Lenkart, Joe, Thomas H. Teper, Mara Thacker, and Steven W. Witt. “Measuring and Sustaining the Impact of Multilingual Collections in a Research Library.”

Abstract:  In order to examine the current state of resource sharing and cooperative collection development, this proposed paper will evaluate the symbiotic relationship between multilingual collections and ILL services by conducting a quantitative analysis of ILL transactions for materials in languages considered less commonly taught in North America (as identified by the National Council of Less Commonly Taught Languages: http://www.ncolctl.org/). The study will examine multiple years of UIUC resource sharing and collection usage data. Moreover, the proposed paper will also provide a historical narrative for multilingual collections, collection development strategies, reference services, and outreach initiatives, which reinforce and strengthen scholarly communication in resource sharing among academic libraries. Lastly, the proposed paper will address the importance of maintaining area multilingual collections to meet the expectations of the global generation.

 

Tracy, Daniel G. “App Advisory in Research Library Websites: A Preliminary Study.”

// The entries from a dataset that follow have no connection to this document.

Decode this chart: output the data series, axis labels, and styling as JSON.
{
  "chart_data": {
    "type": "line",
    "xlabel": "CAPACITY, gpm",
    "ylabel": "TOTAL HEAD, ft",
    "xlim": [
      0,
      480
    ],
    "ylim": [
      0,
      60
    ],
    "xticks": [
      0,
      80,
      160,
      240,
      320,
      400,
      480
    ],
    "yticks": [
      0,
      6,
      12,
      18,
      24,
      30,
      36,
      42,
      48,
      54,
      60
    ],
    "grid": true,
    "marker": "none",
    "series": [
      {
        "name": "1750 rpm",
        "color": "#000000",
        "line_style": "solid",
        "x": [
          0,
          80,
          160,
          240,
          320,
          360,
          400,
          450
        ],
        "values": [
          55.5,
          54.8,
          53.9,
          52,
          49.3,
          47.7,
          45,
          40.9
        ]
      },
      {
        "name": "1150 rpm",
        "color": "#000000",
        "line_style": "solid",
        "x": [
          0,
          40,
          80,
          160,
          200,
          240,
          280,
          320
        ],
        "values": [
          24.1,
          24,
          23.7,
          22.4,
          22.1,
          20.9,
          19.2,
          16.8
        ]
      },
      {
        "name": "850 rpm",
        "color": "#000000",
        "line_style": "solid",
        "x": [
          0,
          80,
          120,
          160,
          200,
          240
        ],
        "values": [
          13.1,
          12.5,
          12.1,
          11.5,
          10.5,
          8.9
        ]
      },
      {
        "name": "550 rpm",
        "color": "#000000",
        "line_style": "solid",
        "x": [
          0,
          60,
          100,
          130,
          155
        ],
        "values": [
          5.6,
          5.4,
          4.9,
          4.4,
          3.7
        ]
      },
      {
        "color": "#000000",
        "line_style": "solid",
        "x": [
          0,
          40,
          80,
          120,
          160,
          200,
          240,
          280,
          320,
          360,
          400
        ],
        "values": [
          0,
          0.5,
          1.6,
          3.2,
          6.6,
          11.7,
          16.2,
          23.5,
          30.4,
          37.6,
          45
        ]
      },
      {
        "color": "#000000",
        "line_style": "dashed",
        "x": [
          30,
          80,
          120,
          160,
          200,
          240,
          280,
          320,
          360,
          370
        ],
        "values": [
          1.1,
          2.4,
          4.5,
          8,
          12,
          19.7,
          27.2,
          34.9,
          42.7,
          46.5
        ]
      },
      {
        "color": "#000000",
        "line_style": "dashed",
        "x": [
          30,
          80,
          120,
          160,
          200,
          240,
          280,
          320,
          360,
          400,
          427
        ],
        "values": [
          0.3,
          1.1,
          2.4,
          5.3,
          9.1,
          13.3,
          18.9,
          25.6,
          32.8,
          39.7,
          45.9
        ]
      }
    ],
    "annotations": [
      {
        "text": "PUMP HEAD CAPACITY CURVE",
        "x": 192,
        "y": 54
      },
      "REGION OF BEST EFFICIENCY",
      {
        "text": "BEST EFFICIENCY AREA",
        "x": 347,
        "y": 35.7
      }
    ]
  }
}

Abstract: This preliminary study examines the websites of U.S. research libraries in one consortium, the Committee on Institutional Cooperation (CIC), to determine the extent and variety of online app advisory services these libraries provide to patrons. App advisory, for the purposes of this study, refers to any suggestions of downloadable mobile applications (whether for phones, tablets, or other devices) for use by patrons. This still emerging phenomenon needs systematic study. I explore how these institutions provide app advisory content on their websites, and the kinds of apps included in their recommendations. The paper will also explore the methodological problems in discovering this content through the many layers of library websites, and areas of interest for further study.

 

Wiley, Lynn and Tina E. Chrzastowski, “Ebooks or Pbooks? Does Subject Discipline Affect Format Choice in the Humanities?”

Abstract: Ebook adoption in the Humanities disciplines has lagged behind that in the Sciences and Social Sciences. Is ebook evolution leaving a segment of our researchers behind? Are humanists’ scholarly research needs well matched with the ebook format? If not, why not? With some publishers moving ahead with a format migration to ebooks, how will humanists, and the libraries that support them, respond? To answer a myriad of questions surrounding ebook adoption in the humanities, a multi-phased research project, funded by a grant from the Institute of Museum and Library Services (via “LibValue,” http://libvalue.cci.utk.edu/ ) was undertaken at the University of Illinois at Urbana-Champaign Library (UIUC). At its core, the study centered on PDA (patron-driven acquisition via short term loan access-STL) collection use through Ebrary and Oxford University Press titles. Pertinent to the study were the availability and use of corresponding print books at UIUC and the factors that determine why a humanities scholar would choose either an ebook or a pbook (print book). Data were collected on PDA and STL use of humanities ebooks in architecture, art, art history, classics, music and theology. Circulation of corresponding (duplicate) print books was also documented; in addition, a survey was conducted with over 150 faculty and graduate students in these disciplines in order to determine the thought process and reasons for format selection.